Jones also has experience with many of the big issues that will confront the new administration. As NATO commander, he was intimately involved in assembling troops and other resources for the mission in Afghanistan. He also knows something about energy, a subject the Obama team expects to figure prominently in foreign policy discussions. Jones currently heads the U.S. Chamber of Commerce's Institute for 21st Century Energy.

He is known for being low-key but blunt: Journalist Bob Woodward wrote that Jones told then-Joint Chiefs Chairman Peter Pace that he "should not be the parrot on the secretary's shoulder," referring to Donald H. Rumsfeld.

Sources said another possibility for the national security job is James B. Steinberg, a close Obama adviser who was deputy national security adviser to Clinton, but Jones appears to be the strong favorite.

Sources also said yesterday that Rep. Raul M. Grijalva (D-Ariz.) has emerged as a leading contender for interior secretary. The son of a migrant worker who grew up in Tucson, Grijalva boasts a strong environmental record and chairs the House Natural Resources subcommittee on national parks, forests and public lands.

Also yesterday, transition officials announced the selection of five new White House staff members.

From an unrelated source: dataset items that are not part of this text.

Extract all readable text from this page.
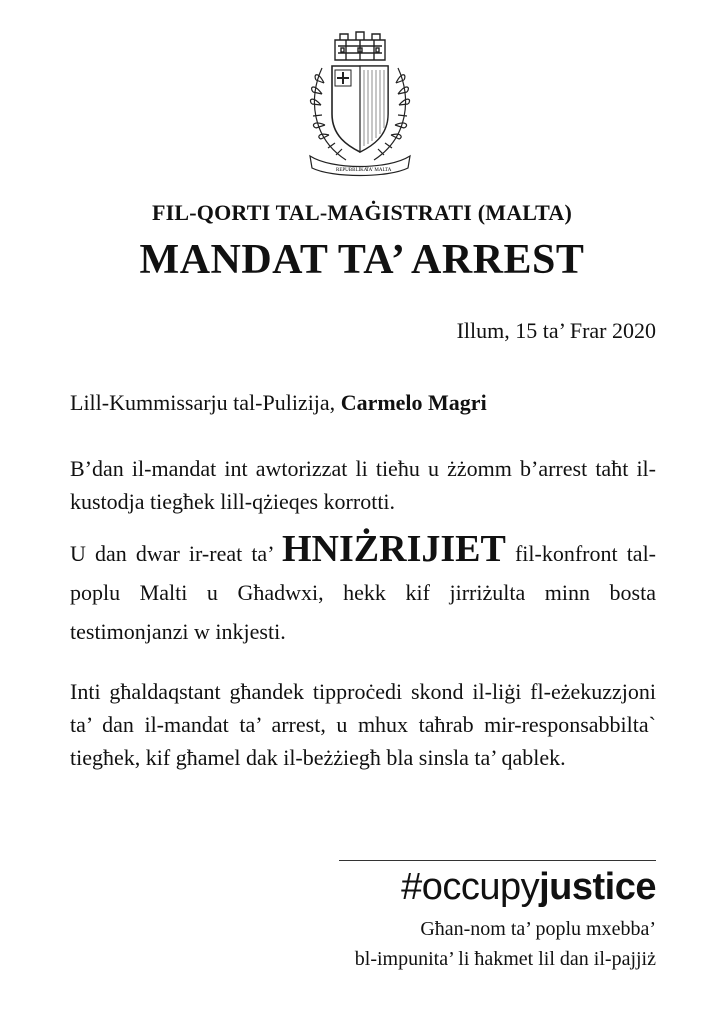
REPUBBLIKA
TA' MALTA
FIL-QORTI TAL-MAĠISTRATI (MALTA)
MANDAT TA’ ARREST
Illum, 15 ta’ Frar 2020
Lill-Kummissarju tal-Pulizija, Carmelo Magri
B’dan il-mandat int awtorizzat li tieħu u żżomm b’arrest taħt il-kustodja tiegħek lill-qżieqes korrotti.
U dan dwar ir-reat ta’ HNIŻRIJIET fil-konfront tal-poplu Malti u Għadwxi, hekk kif jirriżulta minn bosta testimonjanzi w inkjesti.
Inti għaldaqstant għandek tipproċedi skond il-liġi fl-eżekuzzjoni ta’ dan il-mandat ta’ arrest, u mhux taħrab mir-responsabbilta` tiegħek, kif għamel dak il-beżżiegħ bla sinsla ta’ qablek.
#occupyjustice
Għan-nom ta’ poplu mxebba’
bl-impunita’ li ħakmet lil dan il-pajjiż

Patrick Gaspard, a longtime labor activist, will be the White House political director. He served as national political director for much of Obama's general-election campaign and was named deputy director of personnel for the transition effort. Prior to his work with Obama, Gaspard was a political operative for the Service Employees International Union.

Vice President-elect Joseph R. Biden Jr. named Cynthia Hogan as his counsel. She has been his legal adviser since 1991, when she became a counsel to the Senate Judiciary Committee.

Biden also named Moises V. Vela Jr. as his director of administration. Vela, a businessman in Denver, was a chief financial officer and senior adviser on Hispanic affairs for Vice President Al Gore.

Incoming first lady Michelle Obama has tapped Jackie Norris, who was Iowa state director for the Obama campaign, to be her chief of staff. Norris, a high school government and history teacher and longtime Iowa Democrat, was Iowa political director for Gore's 2000 presidential campaign and was finance director for future Iowa Gov. Tom Vilsack in 1998.

In addition, the vice president-elect's wife, Jill Biden, has named Catherine M. Russell to be her chief of staff. A former adviser to the Senate Foreign Relations Committee, she served as chief of staff for Jill Biden during the campaign and is the wife of Thomas E. Donilon, a co-chairman of Obama's transition team for the State Department.

Staff writers Michael A. Fletcher and Walter Pincus and staff researcher Madonna Lebling contributed to this report.